Как всякая бурная жизнь, полна противоречий и его жизнь; полно противоречий и его творчество: в них его величие, его границы, его красота и его очарование. Всякое истолкование этого творчества строится на двойной основе, поэтому она быстро рушится. Лишь тот, кто мало знает или намеренно многого не замечает, может уверенно говорить о нем. Чем больше вчитываешься, чем внимательнее вникаешь в него, чем больше его постигаешь, в тем большую растерянность ввергает тебя это многообразие. Сотканную биографами красную нить не протянешь сквозь жизнь такого гения, как он, в глянцевую бумагу почитания не завернешь. Если биография не удовлетворяется возведением памятника, она не должна сглаживать противоречий.

Вот, например, отношение Жан-Поля к Французской революции. До свержения жирондистов он относится к ней положительно, затем отмалчивается, чтобы четырьмя годами позже отрицательно высказаться о якобинском терроре. От революции в целом он открыто никогда не отрекался.

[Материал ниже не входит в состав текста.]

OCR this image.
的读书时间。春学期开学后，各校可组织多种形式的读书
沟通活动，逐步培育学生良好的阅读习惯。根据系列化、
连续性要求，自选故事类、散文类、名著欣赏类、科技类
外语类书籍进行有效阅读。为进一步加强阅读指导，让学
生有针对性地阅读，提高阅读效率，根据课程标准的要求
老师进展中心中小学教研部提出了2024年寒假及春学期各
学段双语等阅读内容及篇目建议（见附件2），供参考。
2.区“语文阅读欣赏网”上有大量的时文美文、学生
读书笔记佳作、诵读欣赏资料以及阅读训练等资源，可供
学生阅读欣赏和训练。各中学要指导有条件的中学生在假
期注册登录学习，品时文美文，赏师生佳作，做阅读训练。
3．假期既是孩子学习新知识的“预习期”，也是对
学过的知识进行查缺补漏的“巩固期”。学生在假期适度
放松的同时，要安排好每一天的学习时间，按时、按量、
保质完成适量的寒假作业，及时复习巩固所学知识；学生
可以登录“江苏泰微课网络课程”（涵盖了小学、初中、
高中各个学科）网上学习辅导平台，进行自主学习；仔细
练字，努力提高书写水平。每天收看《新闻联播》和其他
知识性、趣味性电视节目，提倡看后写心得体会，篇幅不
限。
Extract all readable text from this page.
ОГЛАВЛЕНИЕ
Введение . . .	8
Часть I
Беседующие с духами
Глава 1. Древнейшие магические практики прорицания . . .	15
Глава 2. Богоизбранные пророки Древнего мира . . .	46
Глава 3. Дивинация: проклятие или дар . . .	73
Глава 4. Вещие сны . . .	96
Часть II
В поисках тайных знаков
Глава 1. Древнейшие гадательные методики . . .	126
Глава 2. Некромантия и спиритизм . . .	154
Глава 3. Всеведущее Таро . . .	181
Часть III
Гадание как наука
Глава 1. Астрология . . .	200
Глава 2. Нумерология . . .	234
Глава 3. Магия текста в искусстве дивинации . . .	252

Уже в ранних сатирах явственно звучит надежда на смену власти. И когда во Франции начинается эта смена, Рихтер приветствует ее как великое событие века. В сентябре 1789 года он в одной из статей называет это событие освобождением французов из «вавилонского пленения» и в оживленной переписке с другом Кристианом Отто пишет о принятии революции как о само собой разумеющемся деле. Они обсуждают лишь, может ли она распространиться на другие европейские страны. Тут Жан-Поль более скептичен, то есть более реалистичен, чем Отто. Для того чтобы в Германии дело зашло так далеко, как во Франции, считает он в 1793 году, «надо впустить куда больше света в наши черепа и обжечь наши сердца серной кислотой». Восторженному другу цель казалась очень близкой, однако «в эти дни замораживающих мелочей, когда от нашего знамени свободы осталось лишь древко, согреваешься мыслью о грядущем мае рода человеческого».

Итак, надо не покоряться судьбе, а взвешивать факты, надеяться на перемены, работать на них, работать пером. В таком духе он в этот период революции создает два романа, рисующие годы, когда они возникли. Это революционные годы — но в Германии, родившей не революцию, а только надежду на нее, эта надежда воплощена в романе в идеальных персонажах, готовых готовить революцию.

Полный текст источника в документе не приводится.